17. onde podemos encontrar seus livros para compra? Qual você indica que nossos leitores conheçam primeiro?

Por enquanto em lugar nenhum, serão os três lançados em abril. Ainda não sei precisar onde estarão, mas divulgarei muito na minha página Escritora Maya Falks (curte eu?).

Sobre a sequência... bom... eles são COMPLETAMENTE diferentes um do outro, tipo, como se fossem escritos por pessoas diferentes! Eu indico que leiam os três!


18: Qual a sua opinião sobre a literatura nacional nos dias de hoje? Acha que é bem divulgada pelos blogs literários e editoras?

A literatura nacional sempre foi grande, a gente que não conhecia direito porque as grandes editoras nacionais sempre investiram mais em autores estrangeiros ou nacionais já consagrados por outras atividades (músicos, jornalistas, etc). Me aperta o coração quando as pessoas da minha cidade, por exemplo, comentam que estamos com uma nova geração de escritores que estourou de uns 5 anos pra cá e que antes tivemos um grande hiato apenas com alguns nomes já consagrados, enquanto eu produzo literatura há 32 anos e me faltou oportunidade de mostrar.

Nesse ponto entra o mérito do wattpad e da Amazon – a gente critica mas reconhece os méritos – ao mesmo tempo que eles abrem portas para autores sem nenhum interesse em crescer e aprimorar seu trabalho, também são a oportunidade de muita gente maravilhosa que seria ou foi ignorada pelas editoras. 

O que acontece é que o brasileiro que procura literatura gratuita nessas plataformas opta por autores nacionais por causa da língua e, à medida que vai se deparando com um material de qualidade, vai perdendo o preconceito contra a literatura nacional.
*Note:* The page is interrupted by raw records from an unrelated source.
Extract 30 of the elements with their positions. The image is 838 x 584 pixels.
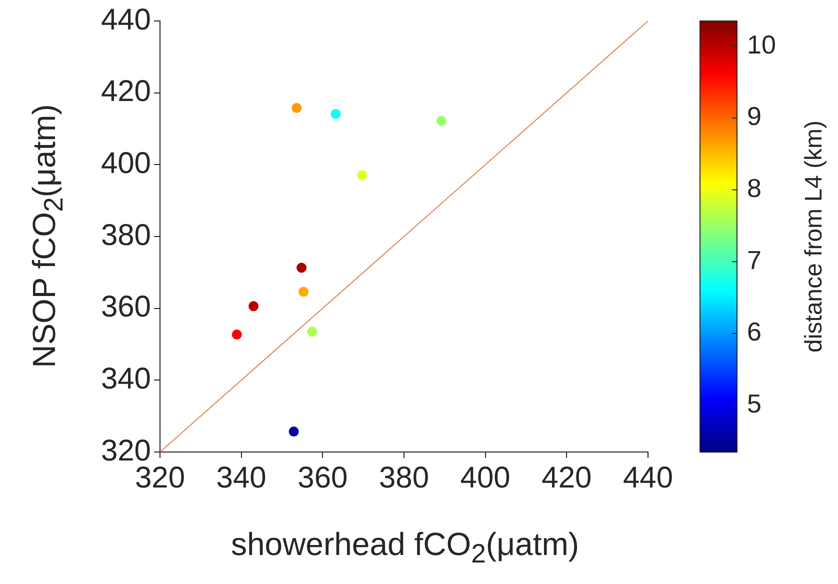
- point: [357, 170, 368, 180]
- color-bar-label: 10: [747, 29, 776, 60]
- x-tick-label: 440: [622, 461, 674, 494]
- color-bar-label: 7: [747, 244, 762, 275]
- color-bar-title: distance from L4 (km): [800, 120, 828, 353]
- x-tick-label: 400: [460, 461, 510, 494]
- point: [330, 109, 341, 120]
- point: [436, 116, 446, 126]
- color-bar-label: 5: [747, 388, 762, 418]
- x-tick-label: 360: [298, 461, 348, 494]
- x-tick-label: 380: [378, 461, 430, 494]
- point: [248, 301, 259, 312]
- color-bar-label: 9: [747, 101, 762, 132]
- point: [288, 426, 299, 437]
- y-tick-label: 440: [100, 3, 151, 36]
- x-tick-label: 420: [542, 461, 592, 494]
- y-tick-label: 380: [100, 218, 151, 252]
- x-tick-label: 340: [216, 461, 266, 494]
- y-tick-label: 340: [100, 362, 151, 396]
- color-bar-label: 6: [747, 316, 762, 347]
- point: [307, 326, 318, 337]
- y-tick-label: 400: [100, 146, 151, 180]
- point: [296, 262, 307, 273]
- point: [298, 286, 309, 297]
- point: [292, 102, 302, 113]
- color-bar-label: 8: [747, 172, 762, 203]
- y-tick-label: 420: [100, 75, 151, 108]
- y-tick-label: 360: [100, 290, 151, 324]
- x-axis-title: showerhead fCO$_{2}$(μatm): [230, 526, 580, 570]
- point: [232, 330, 242, 340]
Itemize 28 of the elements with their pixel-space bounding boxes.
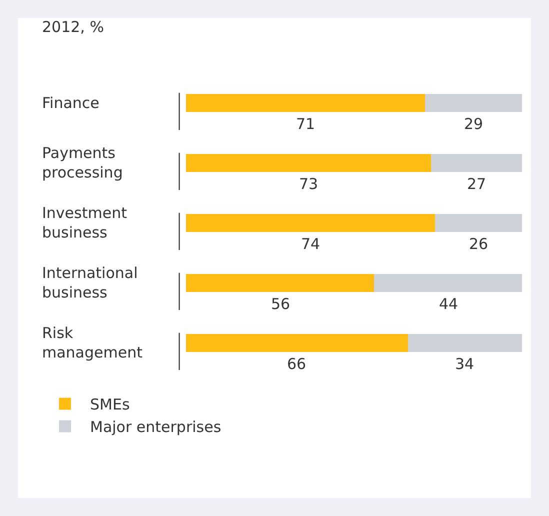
bar — [186, 214, 435, 232]
y-tick-label: Payments processing — [42, 144, 123, 182]
bar — [186, 94, 425, 112]
data-label: 29 — [464, 115, 484, 133]
y-tick-label: Risk management — [42, 324, 143, 362]
data-label: 27 — [467, 175, 486, 193]
bar — [186, 334, 408, 352]
data-label: 34 — [455, 355, 474, 373]
bar — [435, 214, 522, 232]
data-label: 44 — [439, 295, 458, 313]
legend-label: SMEs — [90, 396, 130, 414]
data-label: 26 — [469, 235, 488, 253]
chart-title: 2012, % — [42, 18, 104, 36]
data-label: 73 — [299, 175, 318, 193]
y-tick-label: Finance — [42, 94, 100, 112]
bar — [186, 154, 431, 172]
data-label: 66 — [287, 355, 306, 373]
y-tick-label: Investment business — [42, 204, 128, 242]
bar — [425, 94, 522, 112]
data-label: 56 — [271, 295, 290, 313]
legend-label: Major enterprises — [90, 418, 222, 436]
y-tick-label: International business — [42, 264, 138, 302]
data-label: 71 — [296, 115, 316, 133]
bar — [374, 274, 522, 292]
bar — [408, 334, 522, 352]
bar — [431, 154, 522, 172]
data-label: 74 — [301, 235, 320, 253]
bar — [186, 274, 374, 292]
As editoras e os blogueiros estão enxergando isso.

Nesse quesito, as plataformas de autopublicação acabaram se tornando uma grande ferramenta para fazer o autor nacional ser visto pelo público e pelas editoras. A própria editora por onde reedito o Depois de Tudo está materializando livros que foram sucesso do wattpad.
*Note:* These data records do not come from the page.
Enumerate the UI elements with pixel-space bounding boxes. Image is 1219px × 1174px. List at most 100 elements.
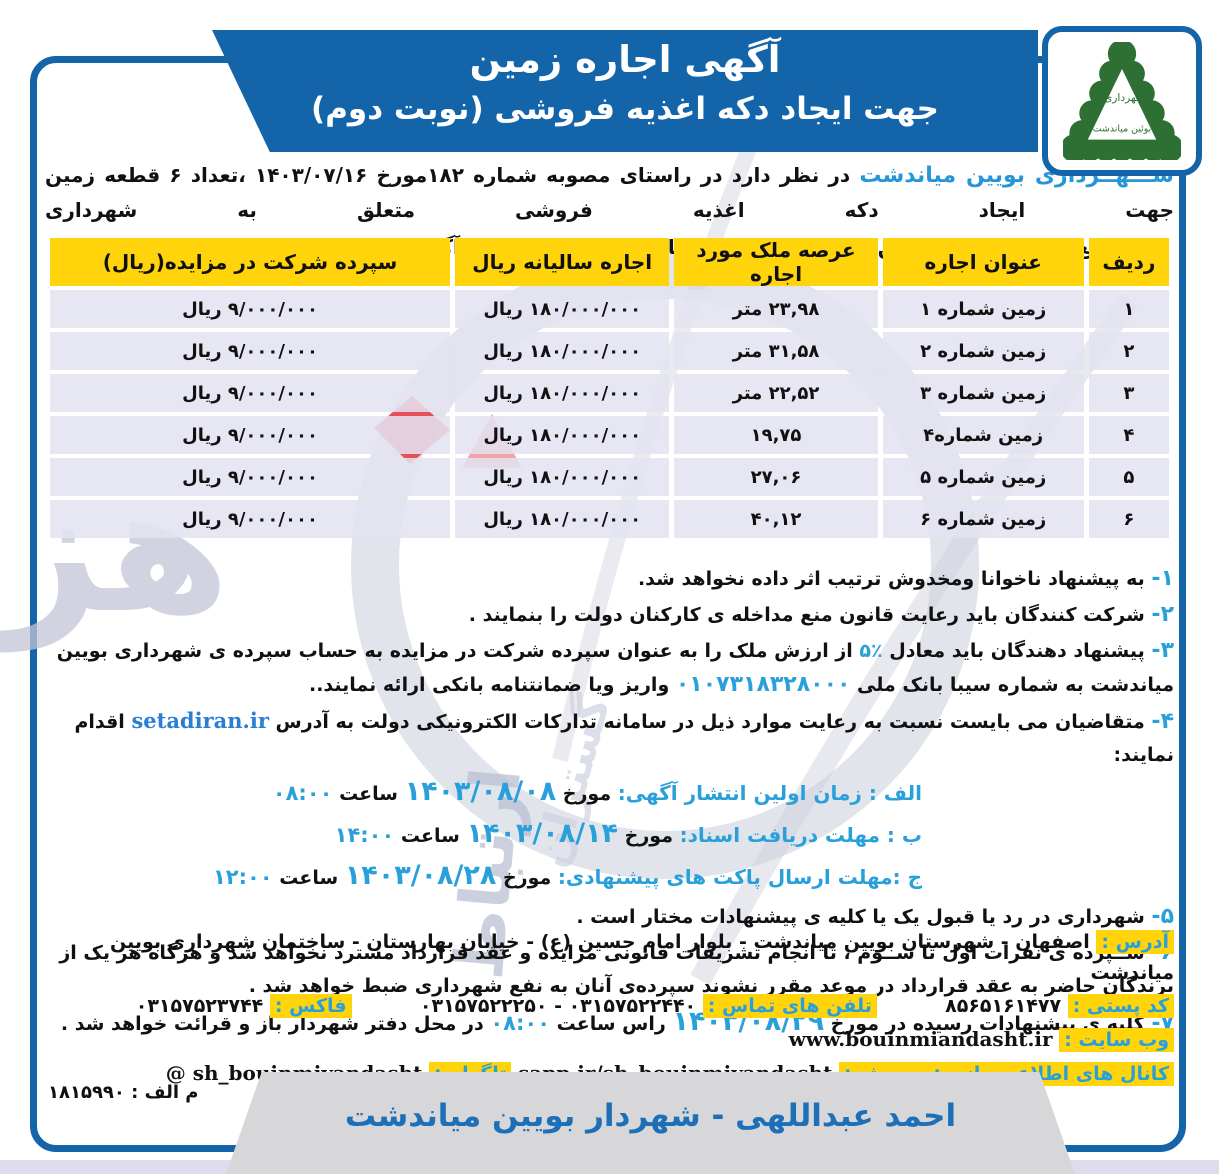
website-label: وب سایت :: [1059, 1028, 1174, 1052]
cell-row-number: ۴: [1088, 416, 1169, 454]
logo-caption-bottom: بوئین میاندشت: [1093, 124, 1152, 135]
cell-deposit: ۹/۰۰۰/۰۰۰ ریال: [50, 500, 451, 538]
cell-area: ۲۲,۵۲ متر: [674, 374, 878, 412]
publish-time: ۰۸:۰۰: [272, 781, 333, 805]
schedule-item-documents: ب : مهلت دریافت اسناد: مورخ ۱۴۰۳/۰۸/۱۴ س…: [45, 814, 922, 856]
website-url[interactable]: www.bouinmiandasht.ir: [788, 1027, 1053, 1051]
fax-value: ۰۳۱۵۷۵۲۳۷۴۴: [135, 995, 264, 1017]
logo-caption-top: شهرداری: [1104, 91, 1145, 104]
lots-table: ردیف عنوان اجاره عرصه ملک مورد اجاره اجا…: [45, 234, 1174, 542]
documents-deadline-date: ۱۴۰۳/۰۸/۱۴: [466, 818, 619, 849]
note-7-text2: راس ساعت: [550, 1013, 673, 1035]
word-dated: مورخ: [624, 825, 673, 847]
lots-table-body: ۱ زمین شماره ۱ ۲۳,۹۸ متر ۱۸۰/۰۰۰/۰۰۰ ریا…: [50, 290, 1169, 538]
address-value: اصفهان - شهرستان بویین میاندشت - بلوار ا…: [110, 931, 1174, 984]
cell-lease-title: زمین شماره ۱: [882, 290, 1084, 328]
note-1: ۱- به پیشنهاد ناخوانا ومخدوش ترتیب اثر د…: [45, 562, 1174, 596]
address-row: آدرس : اصفهان - شهرستان بویین میاندشت - …: [45, 927, 1174, 989]
cell-annual-rent: ۱۸۰/۰۰۰/۰۰۰ ریال: [455, 332, 670, 370]
word-hour: ساعت: [279, 867, 339, 889]
ad-title-line1: آگهی اجاره زمین: [469, 38, 781, 81]
publish-date: ۱۴۰۳/۰۸/۰۸: [404, 776, 557, 807]
postal-code-value: ۸۵۶۵۱۶۱۴۷۷: [945, 995, 1062, 1017]
website-row: وب سایت : www.bouinmiandasht.ir: [45, 1024, 1174, 1056]
note-4-text2: اقدام نمایند:: [74, 711, 1174, 766]
col-header-area: عرصه ملک مورد اجاره: [674, 238, 878, 286]
word-dated: مورخ: [562, 783, 612, 805]
cell-row-number: ۵: [1088, 458, 1169, 496]
schedule-item-publish: الف : زمان اولین انتشار آگهی: مورخ ۱۴۰۳/…: [45, 772, 922, 814]
bank-account-number: ۰۱۰۷۳۱۸۳۲۸۰۰۰: [675, 672, 851, 697]
cell-deposit: ۹/۰۰۰/۰۰۰ ریال: [50, 374, 451, 412]
note-3-number: ۳-: [1151, 638, 1174, 663]
schedule-documents-label: ب : مهلت دریافت اسناد:: [679, 823, 922, 847]
cell-annual-rent: ۱۸۰/۰۰۰/۰۰۰ ریال: [455, 374, 670, 412]
note-3-text: پیشنهاد دهندگان باید معادل: [882, 640, 1145, 662]
note-1-number: ۱-: [1151, 566, 1174, 591]
opening-time: ۰۸:۰۰: [490, 1011, 551, 1035]
cell-area: ۴۰,۱۲: [674, 500, 878, 538]
intro-part2: تعداد ۶ قطعه زمین جهت ایجاد دکه اغذیه فر…: [45, 163, 1174, 222]
intro-part1: در نظر دارد در راستای مصوبه شماره ۱۸۲مور…: [238, 163, 860, 187]
note-2-text: شرکت کنندگان باید رعایت قانون منع مداخله…: [468, 604, 1145, 626]
note-5-number: ۵-: [1151, 904, 1174, 929]
cell-lease-title: زمین شماره ۶: [882, 500, 1084, 538]
signature-band: احمد عبداللهی - شهردار بویین میاندشت: [226, 1072, 1075, 1174]
cell-lease-title: زمین شماره ۲: [882, 332, 1084, 370]
postal-code-label: کد پستی :: [1067, 994, 1174, 1018]
contact-section: آدرس : اصفهان - شهرستان بویین میاندشت - …: [45, 925, 1174, 1090]
phones-label: تلفن های تماس :: [702, 994, 877, 1018]
note-2: ۲- شرکت کنندگان باید رعایت قانون منع مدا…: [45, 598, 1174, 632]
envelopes-deadline-date: ۱۴۰۳/۰۸/۲۸: [344, 860, 497, 891]
table-row: ۴ زمین شماره۴ ۱۹,۷۵ ۱۸۰/۰۰۰/۰۰۰ ریال ۹/۰…: [50, 416, 1169, 454]
cell-row-number: ۳: [1088, 374, 1169, 412]
ad-serial-number: م الف : ۱۸۱۵۹۹۰: [48, 1082, 199, 1103]
note-6-text: ســپرده ی نفرات اول تا ســوم ، تا انجام …: [59, 942, 1174, 997]
note-1-text: به پیشنهاد ناخوانا ومخدوش ترتیب اثر داده…: [637, 568, 1145, 590]
cell-lease-title: زمین شماره ۵: [882, 458, 1084, 496]
col-header-row-number: ردیف: [1088, 238, 1169, 286]
cell-lease-title: زمین شماره ۳: [882, 374, 1084, 412]
cell-deposit: ۹/۰۰۰/۰۰۰ ریال: [50, 332, 451, 370]
word-hour: ساعت: [400, 825, 460, 847]
cell-annual-rent: ۱۸۰/۰۰۰/۰۰۰ ریال: [455, 416, 670, 454]
cell-deposit: ۹/۰۰۰/۰۰۰ ریال: [50, 416, 451, 454]
municipality-logo-icon: شهرداری بوئین میاندشت: [1063, 42, 1181, 160]
note-4: ۴- متقاضیان می بایست نسبت به رعایت موارد…: [45, 704, 1174, 772]
note-4-number: ۴-: [1151, 709, 1174, 734]
mayor-signature: احمد عبداللهی - شهردار بویین میاندشت: [344, 1098, 957, 1134]
word-dated: مورخ: [502, 867, 552, 889]
cell-area: ۱۹,۷۵: [674, 416, 878, 454]
phones-value: ۰۳۱۵۷۵۲۲۴۴۰ - ۰۳۱۵۷۵۲۲۲۵۰: [419, 995, 697, 1017]
cell-area: ۲۷,۰۶: [674, 458, 878, 496]
deposit-percent: ٪۵: [859, 640, 883, 662]
table-row: ۳ زمین شماره ۳ ۲۲,۵۲ متر ۱۸۰/۰۰۰/۰۰۰ ریا…: [50, 374, 1169, 412]
table-row: ۵ زمین شماره ۵ ۲۷,۰۶ ۱۸۰/۰۰۰/۰۰۰ ریال ۹/…: [50, 458, 1169, 496]
col-header-deposit: سپرده شرکت در مزایده(ریال): [50, 238, 451, 286]
note-2-number: ۲-: [1151, 602, 1174, 627]
schedule-publish-label: الف : زمان اولین انتشار آگهی:: [617, 781, 922, 805]
col-header-annual-rent: اجاره سالیانه ریال: [455, 238, 670, 286]
header-band: آگهی اجاره زمین جهت ایجاد دکه اغذیه فروش…: [212, 30, 1038, 152]
address-label: آدرس :: [1096, 930, 1174, 954]
ad-title-line2: جهت ایجاد دکه اغذیه فروشی (نوبت دوم): [311, 91, 939, 127]
cell-lease-title: زمین شماره۴: [882, 416, 1084, 454]
table-row: ۲ زمین شماره ۲ ۳۱,۵۸ متر ۱۸۰/۰۰۰/۰۰۰ ریا…: [50, 332, 1169, 370]
postal-phone-row: کد پستی : ۸۵۶۵۱۶۱۴۷۷ تلفن های تماس : ۰۳۱…: [45, 991, 1174, 1022]
word-hour: ساعت: [339, 783, 398, 805]
cell-deposit: ۹/۰۰۰/۰۰۰ ریال: [50, 458, 451, 496]
cell-annual-rent: ۱۸۰/۰۰۰/۰۰۰ ریال: [455, 500, 670, 538]
note-7-text3: در محل دفتر شهردار باز و قرائت خواهد شد …: [60, 1013, 491, 1035]
table-row: ۱ زمین شماره ۱ ۲۳,۹۸ متر ۱۸۰/۰۰۰/۰۰۰ ریا…: [50, 290, 1169, 328]
col-header-lease-title: عنوان اجاره: [882, 238, 1084, 286]
note-6: ۶- ســپرده ی نفرات اول تا ســوم ، تا انج…: [45, 936, 1174, 1003]
setadiran-link[interactable]: setadiran.ir: [131, 708, 269, 733]
note-5-text: شهرداری در رد یا قبول یک یا کلیه ی پیشنه…: [576, 906, 1145, 928]
documents-deadline-time: ۱۴:۰۰: [334, 823, 395, 847]
intro-line1: شـــهــرداری بویین میاندشت در نظر دارد د…: [45, 158, 1174, 227]
cell-annual-rent: ۱۸۰/۰۰۰/۰۰۰ ریال: [455, 290, 670, 328]
table-row: ۶ زمین شماره ۶ ۴۰,۱۲ ۱۸۰/۰۰۰/۰۰۰ ریال ۹/…: [50, 500, 1169, 538]
cell-area: ۳۱,۵۸ متر: [674, 332, 878, 370]
note-3: ۳- پیشنهاد دهندگان باید معادل ٪۵ از ارزش…: [45, 634, 1174, 702]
Eu acredito de coração no futuro da literatura nacional e vejo essa evolução por mim: 32 anos de literatura, foram 8 lutando para publicar o Depois de Tudo e, subitamente, publico três livros sendo dois a convite de editoras. Estou sendo vista, somos milhares sendo finalmente vistos. Isso é realmente incrível!


19. Se você pudesse dar um conselho para os seus amigos escritores por meio desta publicação, o que você diria a eles?

Acho que antes de mais nada, precisamos ser humildes. Não somos melhores que ninguém por escrevermos. Mas além disso, precisamos estar cada vez mais perto das pessoas, nos despirmos de nossos preconceitos e abraçarmos as diferenças. Temos uma arma poderosíssima nas mãos – a literatura – temos que usar com responsabilidade.

Outra coisa que acho legal é a gente se ajudar. Existe hoje todo um esforço do poder público para esmagar o artista; vejo inclusive gente que usufrui das artes esbravejando que o artista é vagabundo e outras atrocidades do nível. A gente precisa se unir pra se fortalecer. Na minha cidade, é comum eventos literários organizados por escritores que acolhem outros escritores e assim todo mundo se divulga. Há espaço para todos, e quanto mais a gente se ajuda, mais a gente cresce juntos.


20. Obrigado pela oportunidade de conhecer um pouco mais de seu trabalho. Sucessos! 

Eu que agradeço! Adoro falar de literatura, adoro contar minha jornada. Inclusive creio que me empolguei um tanto... muito obrigada!